Trial begins in Baltimore Co. slayings

March 28, 1995|By Sheridan Lyons | Sheridan Lyons,Sun Staff Writer

James Garland Finneyfrock pressed the heels of his hands over his eyes and wept yesterday as a Baltimore County prosecutor showed a jury pictures of his parents' bullet-ridden bodies and denounced him as their killer.

Mr. Finneyfrock, 29, is charged with first-degree murder in the deaths of Wade and Susan Finneyfrock on Nov. 13, 1993, at the family's home in the 2300 block of Poplar Road, in the Cedar Beach area of Essex.

Police suspected the son almost immediately, Assistant State's Attorney James O'C. Gentry told the jury as the trial began yesterday.

Assistant Public Defender Jennifer B. Aist told the jury that this suspicion accounted for much of Mr. Finneyfrock's supposedly odd behavior. She also stressed the circumstantial nature of the case.
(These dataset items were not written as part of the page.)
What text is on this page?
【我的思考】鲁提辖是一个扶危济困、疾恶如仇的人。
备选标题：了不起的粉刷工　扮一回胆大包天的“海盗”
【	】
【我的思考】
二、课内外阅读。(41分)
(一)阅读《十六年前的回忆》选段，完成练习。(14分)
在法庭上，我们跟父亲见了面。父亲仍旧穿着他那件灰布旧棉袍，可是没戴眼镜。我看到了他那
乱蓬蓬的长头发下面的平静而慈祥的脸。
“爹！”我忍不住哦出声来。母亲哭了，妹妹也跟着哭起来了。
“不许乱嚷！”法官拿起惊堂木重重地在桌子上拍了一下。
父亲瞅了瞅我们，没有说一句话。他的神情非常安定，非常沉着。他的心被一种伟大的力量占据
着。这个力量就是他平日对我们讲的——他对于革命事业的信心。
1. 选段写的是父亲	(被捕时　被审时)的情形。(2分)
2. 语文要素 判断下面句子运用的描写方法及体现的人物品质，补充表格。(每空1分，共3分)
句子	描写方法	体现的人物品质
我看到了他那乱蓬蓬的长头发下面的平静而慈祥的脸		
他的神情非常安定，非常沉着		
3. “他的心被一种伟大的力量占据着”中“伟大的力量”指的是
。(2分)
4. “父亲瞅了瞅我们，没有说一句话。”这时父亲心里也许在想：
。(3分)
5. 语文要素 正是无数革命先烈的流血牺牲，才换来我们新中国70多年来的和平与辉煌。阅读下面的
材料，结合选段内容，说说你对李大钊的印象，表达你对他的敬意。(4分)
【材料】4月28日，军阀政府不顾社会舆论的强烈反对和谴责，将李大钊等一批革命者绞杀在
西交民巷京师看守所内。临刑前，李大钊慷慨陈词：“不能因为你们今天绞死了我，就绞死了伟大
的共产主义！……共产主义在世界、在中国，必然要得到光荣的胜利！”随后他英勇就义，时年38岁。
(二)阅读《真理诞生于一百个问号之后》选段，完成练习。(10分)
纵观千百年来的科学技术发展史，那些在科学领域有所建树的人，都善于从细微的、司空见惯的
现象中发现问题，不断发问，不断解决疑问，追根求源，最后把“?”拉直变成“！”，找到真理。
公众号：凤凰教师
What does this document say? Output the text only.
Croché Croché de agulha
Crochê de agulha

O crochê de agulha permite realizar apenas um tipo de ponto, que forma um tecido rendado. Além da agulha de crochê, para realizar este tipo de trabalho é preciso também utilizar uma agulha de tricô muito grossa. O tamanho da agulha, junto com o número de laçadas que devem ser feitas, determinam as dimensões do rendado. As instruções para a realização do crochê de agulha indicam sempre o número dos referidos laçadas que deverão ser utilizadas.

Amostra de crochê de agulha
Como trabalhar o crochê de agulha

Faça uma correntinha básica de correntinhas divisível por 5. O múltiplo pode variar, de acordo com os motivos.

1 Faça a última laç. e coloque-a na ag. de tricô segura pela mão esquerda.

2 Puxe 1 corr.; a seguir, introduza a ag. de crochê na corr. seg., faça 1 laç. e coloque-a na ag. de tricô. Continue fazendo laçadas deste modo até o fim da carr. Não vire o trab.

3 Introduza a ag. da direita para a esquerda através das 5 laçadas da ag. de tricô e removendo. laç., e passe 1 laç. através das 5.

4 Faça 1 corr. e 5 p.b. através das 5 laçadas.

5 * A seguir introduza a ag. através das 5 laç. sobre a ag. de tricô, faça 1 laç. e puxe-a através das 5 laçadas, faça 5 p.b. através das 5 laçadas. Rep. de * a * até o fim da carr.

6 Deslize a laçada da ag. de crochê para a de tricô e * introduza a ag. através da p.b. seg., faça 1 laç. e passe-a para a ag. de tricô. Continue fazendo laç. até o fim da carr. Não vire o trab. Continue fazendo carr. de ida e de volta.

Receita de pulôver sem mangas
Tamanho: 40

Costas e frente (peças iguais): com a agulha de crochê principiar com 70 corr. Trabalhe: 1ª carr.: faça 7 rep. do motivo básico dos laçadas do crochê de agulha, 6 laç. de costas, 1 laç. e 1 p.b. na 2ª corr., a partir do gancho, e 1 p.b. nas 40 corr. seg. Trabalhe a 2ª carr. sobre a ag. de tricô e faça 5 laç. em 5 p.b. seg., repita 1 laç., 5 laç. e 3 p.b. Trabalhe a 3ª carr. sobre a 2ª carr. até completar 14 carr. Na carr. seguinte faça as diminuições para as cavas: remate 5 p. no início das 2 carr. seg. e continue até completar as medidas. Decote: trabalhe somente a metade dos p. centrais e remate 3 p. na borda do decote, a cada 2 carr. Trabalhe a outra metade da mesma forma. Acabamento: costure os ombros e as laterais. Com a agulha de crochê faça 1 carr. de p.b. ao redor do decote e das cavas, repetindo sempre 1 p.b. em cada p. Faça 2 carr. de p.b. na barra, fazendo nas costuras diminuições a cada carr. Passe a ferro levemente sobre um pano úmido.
"You will not hear James Finneyfrock take the stand," she said. "You know the most important thing he has to tell you is he is not guilty. . . . Don't compound this tragedy and convict an innocent man."

Mr. Finneyfrock had just moved back into his parents' house in the rural waterfront community. His 54-year-old father, a Navy retiree, was found shot to death just inside the door, while his mother, 51, lay dead just outside it.
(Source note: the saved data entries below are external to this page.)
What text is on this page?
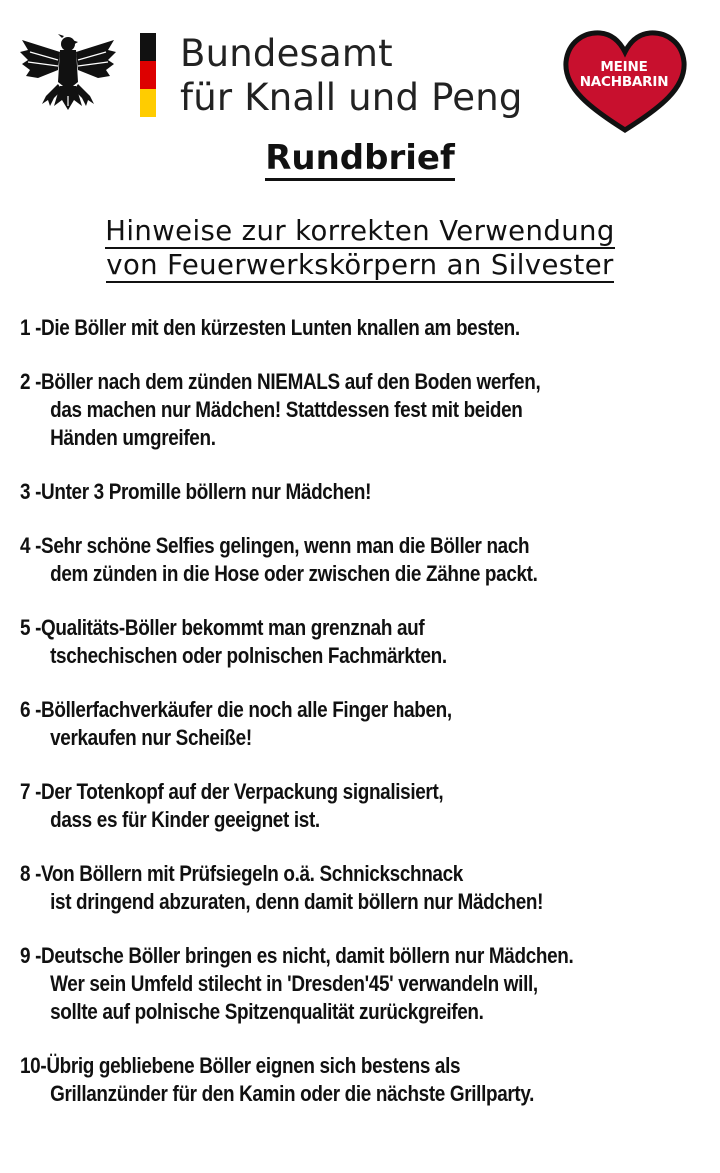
Bundesamt
für Knall und Peng
MEINE
NACHBARIN
Rundbrief
Hinweise zur korrekten Verwendung
von Feuerwerkskörpern an Silvester
1 -Die Böller mit den kürzesten Lunten knallen am besten.
2 -Böller nach dem zünden NIEMALS auf den Boden werfen,
das machen nur Mädchen! Stattdessen fest mit beiden
Händen umgreifen.
3 -Unter 3 Promille böllern nur Mädchen!
4 -Sehr schöne Selfies gelingen, wenn man die Böller nach
dem zünden in die Hose oder zwischen die Zähne packt.
5 -Qualitäts-Böller bekommt man grenznah auf
tschechischen oder polnischen Fachmärkten.
6 -Böllerfachverkäufer die noch alle Finger haben,
verkaufen nur Scheiße!
7 -Der Totenkopf auf der Verpackung signalisiert,
dass es für Kinder geeignet ist.
8 -Von Böllern mit Prüfsiegeln o.ä. Schnickschnack
ist dringend abzuraten, denn damit böllern nur Mädchen!
9 -Deutsche Böller bringen es nicht, damit böllern nur Mädchen.
Wer sein Umfeld stilecht in 'Dresden'45' verwandeln will,
sollte auf polnische Spitzenqualität zurückgreifen.
10-Übrig gebliebene Böller eignen sich bestens als
Grillanzünder für den Kamin oder die nächste Grillparty.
Mr. Gentry said items had been stacked as if by a burglar, but that police discounted that scenario because of Mr. Finneyfrock's acting oddly and giving varying accounts to detectives, relatives and neighbors soon after he reported finding the bodies.

Utility lines to the house had been cut hours before the supposed burglar used the son's .22-caliber hunting rifle to load and fire nine shells at the couple, the prosecutor said.
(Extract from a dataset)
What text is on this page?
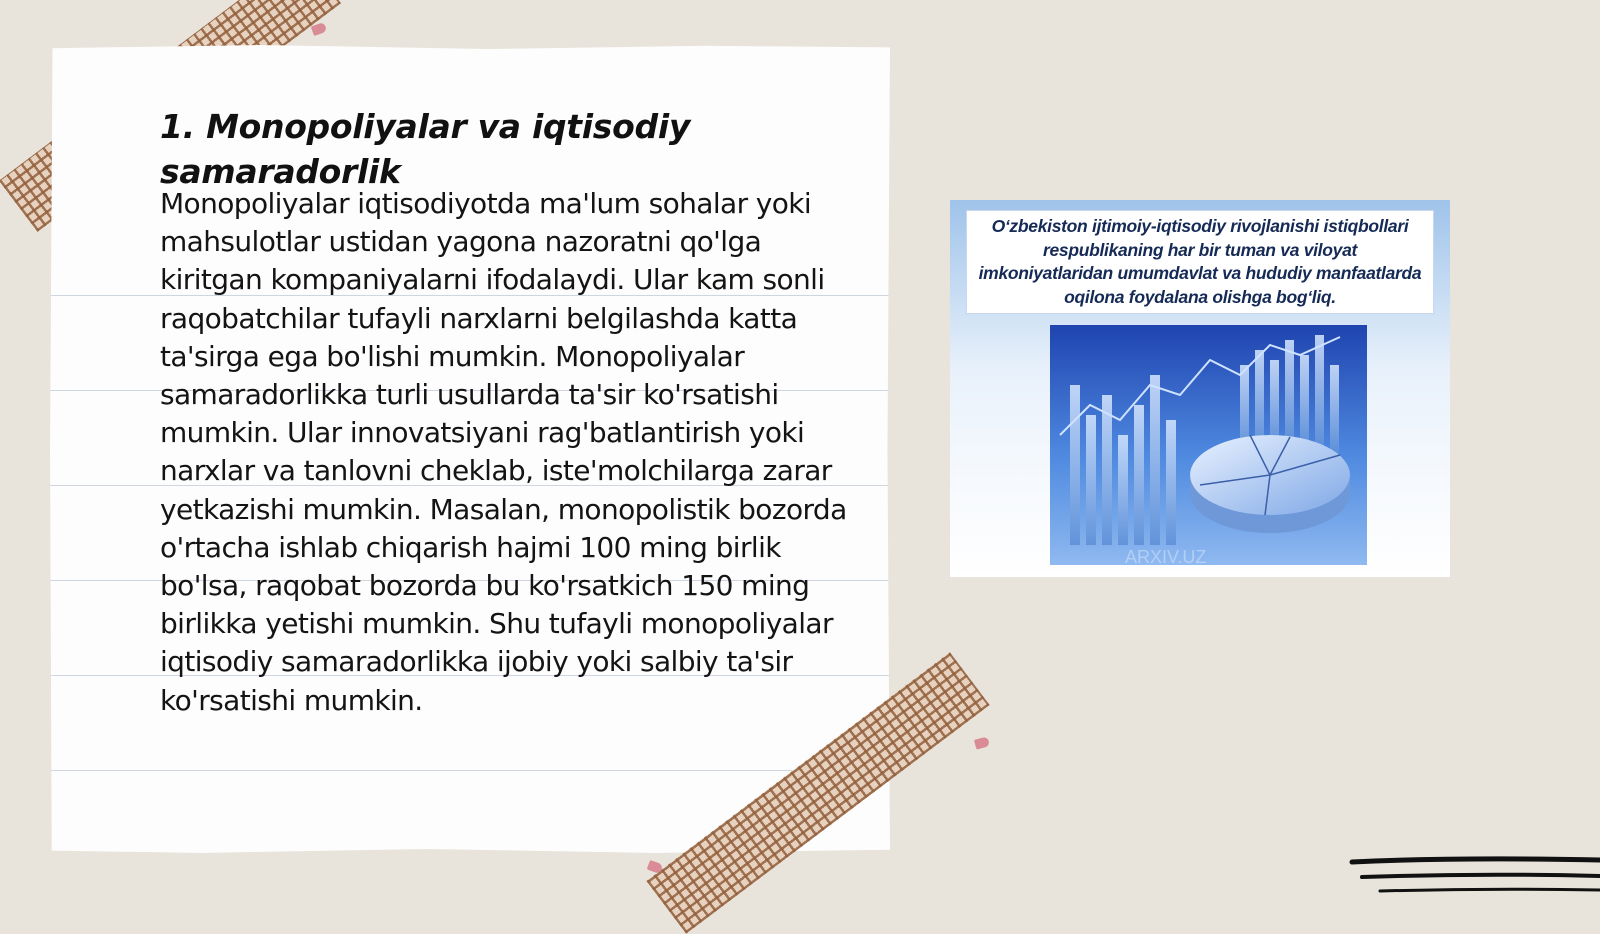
1. Monopoliyalar va iqtisodiy samaradorlik

Monopoliyalar iqtisodiyotda ma'lum sohalar yoki mahsulotlar ustidan yagona nazoratni qo'lga kiritgan kompaniyalarni ifodalaydi. Ular kam sonli raqobatchilar tufayli narxlarni belgilashda katta ta'sirga ega bo'lishi mumkin. Monopoliyalar samaradorlikka turli usullarda ta'sir ko'rsatishi mumkin. Ular innovatsiyani rag'batlantirish yoki narxlar va tanlovni cheklab, iste'molchilarga zarar yetkazishi mumkin. Masalan, monopolistik bozorda o'rtacha ishlab chiqarish hajmi 100 ming birlik bo'lsa, raqobat bozorda bu ko'rsatkich 150 ming birlikka yetishi mumkin. Shu tufayli monopoliyalar iqtisodiy samaradorlikka ijobiy yoki salbiy ta'sir ko'rsatishi mumkin.

O‘zbekiston ijtimoiy-iqtisodiy rivojlanishi istiqbollari respublikaning har bir tuman va viloyat imkoniyatlaridan umumdavlat va hududiy manfaatlarda oqilona foydalana olishga bog‘liq.

ARXIV.UZ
Homicide detectives also caught the son in an attempt several days later to plant an important piece of evidence -- a missing house key -- at the scene, Mr. Gentry said.

The reason was greed and an obsession with a girlfriend, who was off with another man, the prosecutor said, explaining that he wanted to give her "the good life: money, a house with a white picket fence."

The night of the killings, Mr. Gentry said, an unemotional Mr. Finneyfrock was asking, "Where's all the papers for the estate? How much is in the estate?"

According to the prosecutor, Mr. Finneyfrock moved in December to an apartment on Old Eastern Avenue, where a trucker overheard the new neighbor say one night, "Maybe I shouldn't have found them so soon," and, "Only me and you know I shot them."

Mrs. Aist urged the jury to make the prosecution prove "the dramatic things it promised."

"They give you someone who overhears a conversation between two people he doesn't know -- at night," she said. Noting a yearlong delay between the crime and the arrest, she asked, "If they had all this evidence that night, why wasn't he charged sooner?"